I went into the exhibit with the intention of sharing some photos and interesting things I learned, but I just couldn’t muster the emotional energy to do so. For those of you who are interested in visiting the exhibit on your own, it continues through September 22, 2019. Museum admission is $18 for adults, $15 for seniors, and $9 for students and children.
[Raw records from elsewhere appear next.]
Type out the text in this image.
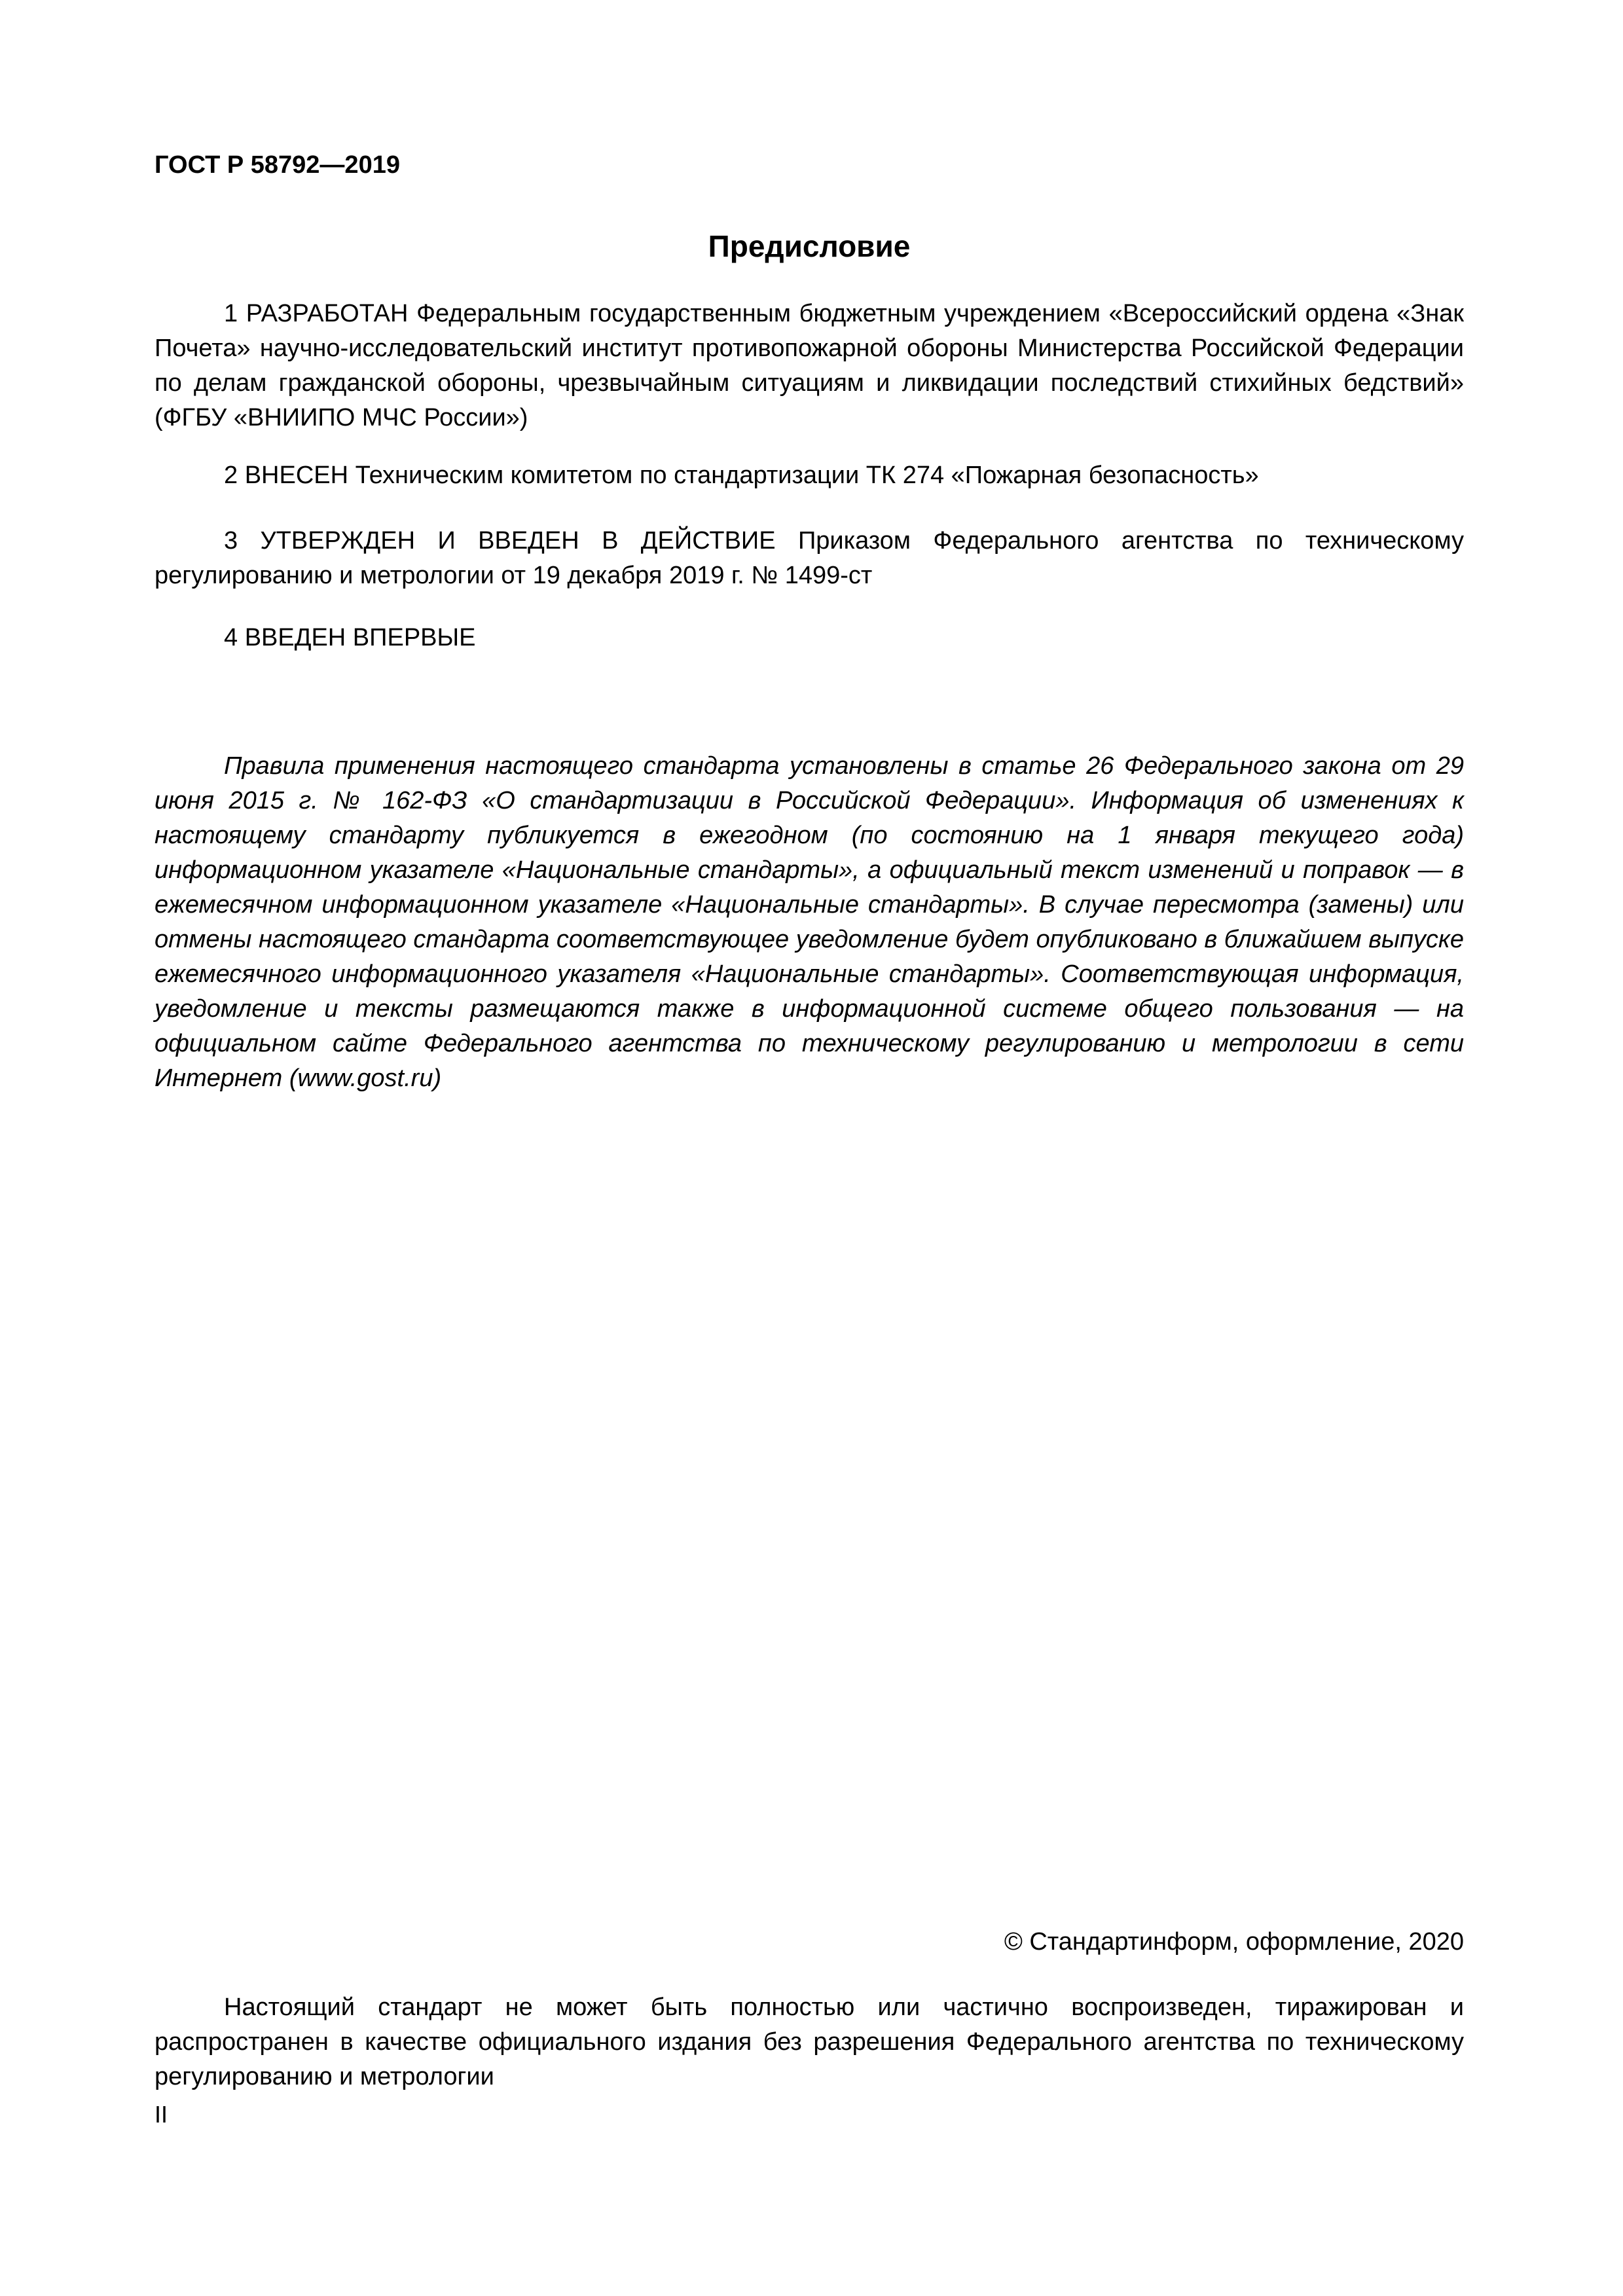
ГОСТ Р 58792—2019
Предисловие

1 РАЗРАБОТАН Федеральным государственным бюджетным учреждением «Всероссийский ордена «Знак Почета» научно-исследовательский институт противопожарной обороны Министерства Российской Федерации по делам гражданской обороны, чрезвычайным ситуациям и ликвидации последствий стихийных бедствий» (ФГБУ «ВНИИПО МЧС России»)

2 ВНЕСЕН Техническим комитетом по стандартизации ТК 274 «Пожарная безопасность»

3 УТВЕРЖДЕН И ВВЕДЕН В ДЕЙСТВИЕ Приказом Федерального агентства по техническому регулированию и метрологии от 19 декабря 2019 г. № 1499-ст

4 ВВЕДЕН ВПЕРВЫЕ

Правила применения настоящего стандарта установлены в статье 26 Федерального закона от 29 июня 2015 г. № 162-ФЗ «О стандартизации в Российской Федерации». Информация об изменениях к настоящему стандарту публикуется в ежегодном (по состоянию на 1 января текущего года) информационном указателе «Национальные стандарты», а официальный текст изменений и поправок — в ежемесячном информационном указателе «Национальные стандарты». В случае пересмотра (замены) или отмены настоящего стандарта соответствующее уведомление будет опубликовано в ближайшем выпуске ежемесячного информационного указателя «Национальные стандарты». Соответствующая информация, уведомление и тексты размещаются также в информационной системе общего пользования — на официальном сайте Федерального агентства по техническому регулированию и метрологии в сети Интернет (www.gost.ru)

© Стандартинформ, оформление, 2020

Настоящий стандарт не может быть полностью или частично воспроизведен, тиражирован и распространен в качестве официального издания без разрешения Федерального агентства по техническому регулированию и метрологии

II
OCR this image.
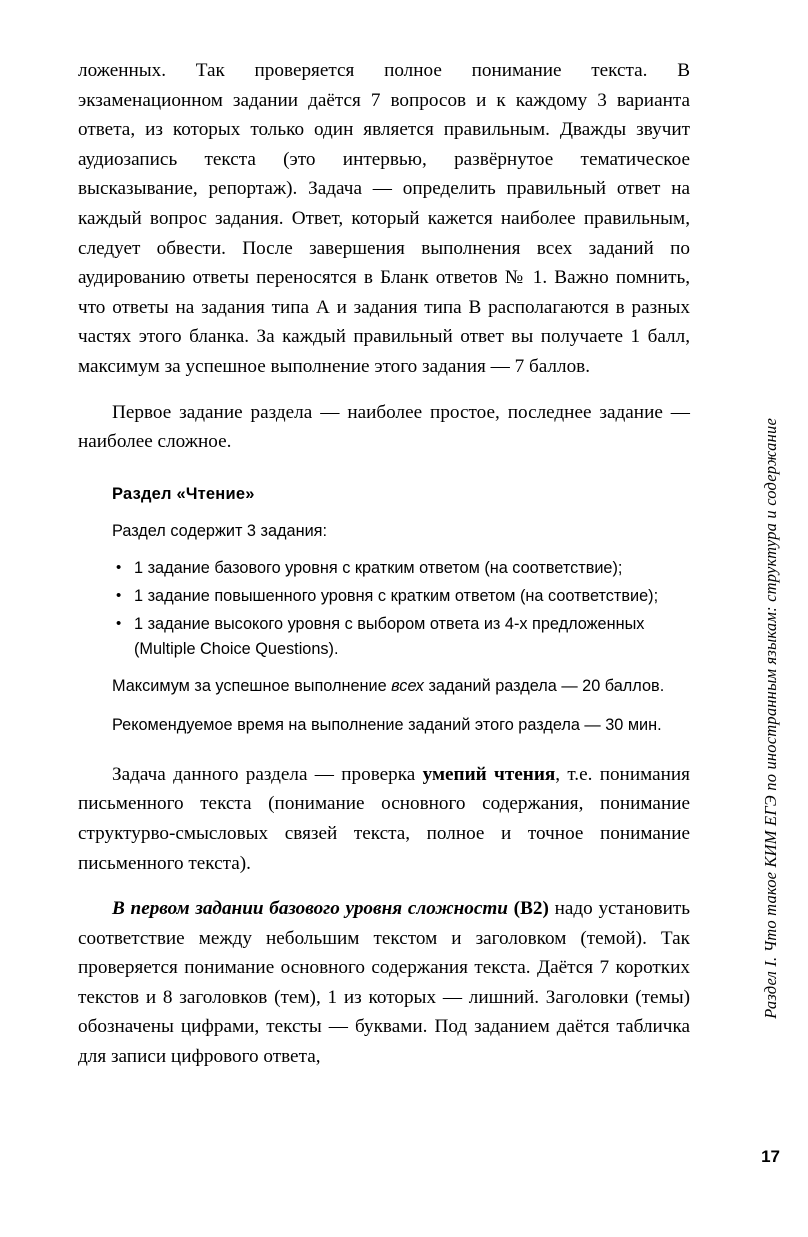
ложенных. Так проверяется полное понимание текста. В экзаменационном задании даётся 7 вопросов и к каждому 3 варианта ответа, из которых только один является правильным. Дважды звучит аудиозапись текста (это интервью, развёрнутое тематическое высказывание, репортаж). Задача — определить правильный ответ на каждый вопрос задания. Ответ, который кажется наиболее правильным, следует обвести. После завершения выполнения всех заданий по аудированию ответы переносятся в Бланк ответов № 1. Важно помнить, что ответы на задания типа А и задания типа В располагаются в разных частях этого бланка. За каждый правильный ответ вы получаете 1 балл, максимум за успешное выполнение этого задания — 7 баллов.

Первое задание раздела — наиболее простое, последнее задание — наиболее сложное.

Раздел «Чтение»

Раздел содержит 3 задания:

• 1 задание базового уровня с кратким ответом (на соответствие);
• 1 задание повышенного уровня с кратким ответом (на соответствие);
• 1 задание высокого уровня с выбором ответа из 4-х предложенных (Multiple Choice Questions).

Максимум за успешное выполнение всех заданий раздела — 20 баллов.

Рекомендуемое время на выполнение заданий этого раздела — 30 мин.

Задача данного раздела — проверка умепий чтения, т.е. понимания письменного текста (понимание основного содержания, понимание структурво-смысловых связей текста, полное и точное понимание письменного текста).

В первом задании базового уровня сложности (В2) надо установить соответствие между небольшим текстом и заголовком (темой). Так проверяется понимание основного содержания текста. Даётся 7 коротких текстов и 8 заголовков (тем), 1 из которых — лишний. Заголовки (темы) обозначены цифрами, тексты — буквами. Под заданием даётся табличка для записи цифрового ответа,

Раздел I. Что такое КИМ ЕГЭ по иностранным языкам: структура и содержание
17
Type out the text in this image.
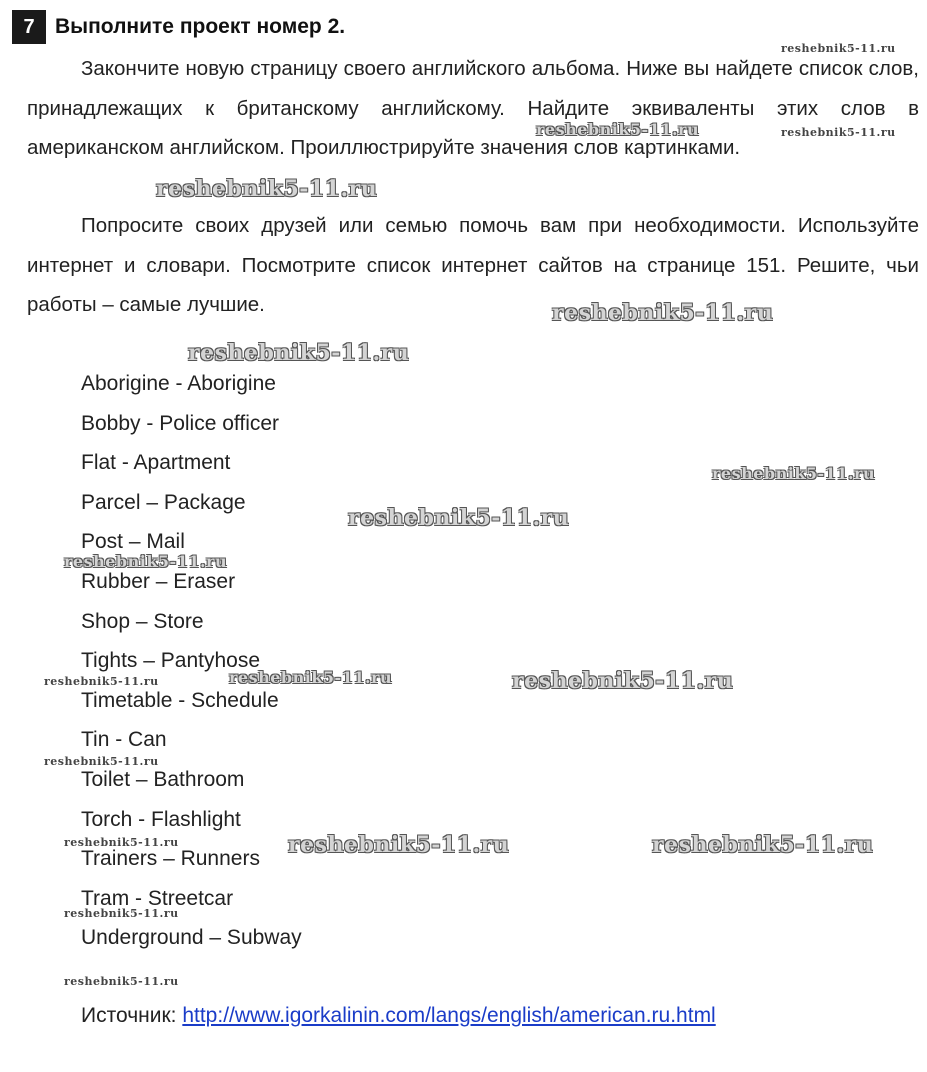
7 Выполните проект номер 2.
Закончите новую страницу своего английского альбома. Ниже вы найдете список слов, принадлежащих к британскому английскому. Найдите эквиваленты этих слов в американском английском. Проиллюстрируйте значения слов картинками.
Попросите своих друзей или семью помочь вам при необходимости. Используйте интернет и словари. Посмотрите список интернет сайтов на странице 151. Решите, чьи работы – самые лучшие.
Aborigine - Aborigine
Bobby - Police officer
Flat - Apartment
Parcel – Package
Post – Mail
Rubber – Eraser
Shop – Store
Tights – Pantyhose
Timetable - Schedule
Tin - Can
Toilet – Bathroom
Torch - Flashlight
Trainers – Runners
Tram - Streetcar
Underground – Subway
Источник: http://www.igorkalinin.com/langs/english/american.ru.html
reshebnik5-11.ru
reshebnik5-11.ru	reshebnik5-11.ru
reshebnik5-11.ru
reshebnik5-11.ru
reshebnik5-11.ru
reshebnik5-11.ru
reshebnik5-11.ru
reshebnik5-11.ru
reshebnik5-11.ru	reshebnik5-11.ru	reshebnik5-11.ru
reshebnik5-11.ru
reshebnik5-11.ru	reshebnik5-11.ru	reshebnik5-11.ru
reshebnik5-11.ru
reshebnik5-11.ru
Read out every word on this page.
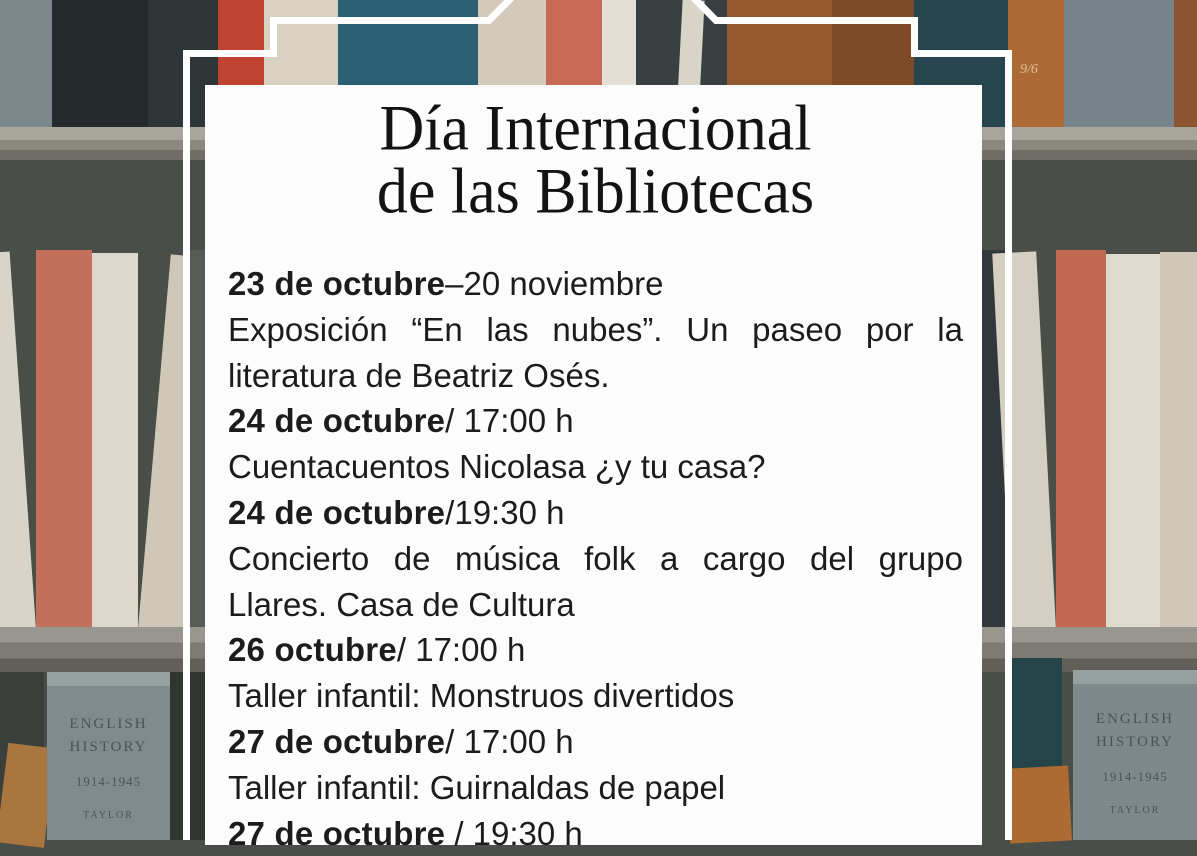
9/6
ENGLISH
HISTORY
1914-1945
TAYLOR
ENGLISH
HISTORY
1914-1945
TAYLOR
Día Internacional
de las Bibliotecas

23 de octubre–20 noviembre
Exposición “En las nubes”. Un paseo por la literatura de Beatriz Osés.

24 de octubre/ 17:00 h
Cuentacuentos Nicolasa ¿y tu casa?

24 de octubre/19:30 h
Concierto de música folk a cargo del grupo Llares. Casa de Cultura

26 octubre/ 17:00 h
Taller infantil: Monstruos divertidos

27 de octubre/ 17:00 h
Taller infantil: Guirnaldas de papel

27 de octubre / 19:30 h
Active and retired military will receive half-off admission through the dates of the exhibition with free admission offered on Independence Day.
What I did enjoy: the flag folding ceremony
The History Center holds a flag folding ceremony in the museum’s Great Hall three times a year: Memorial Day, Independence Day, and Veterans Day. We were on hand for this moving spectacle in which 50 or so museum visitors helped unfold a 36-foot American flag and held it aloft while a bugler played “Taps” in memory of the men and women who have died while serving in the U.S. military. Tear-inducing for sure, especially when noticing the retired servicemen in the crowd.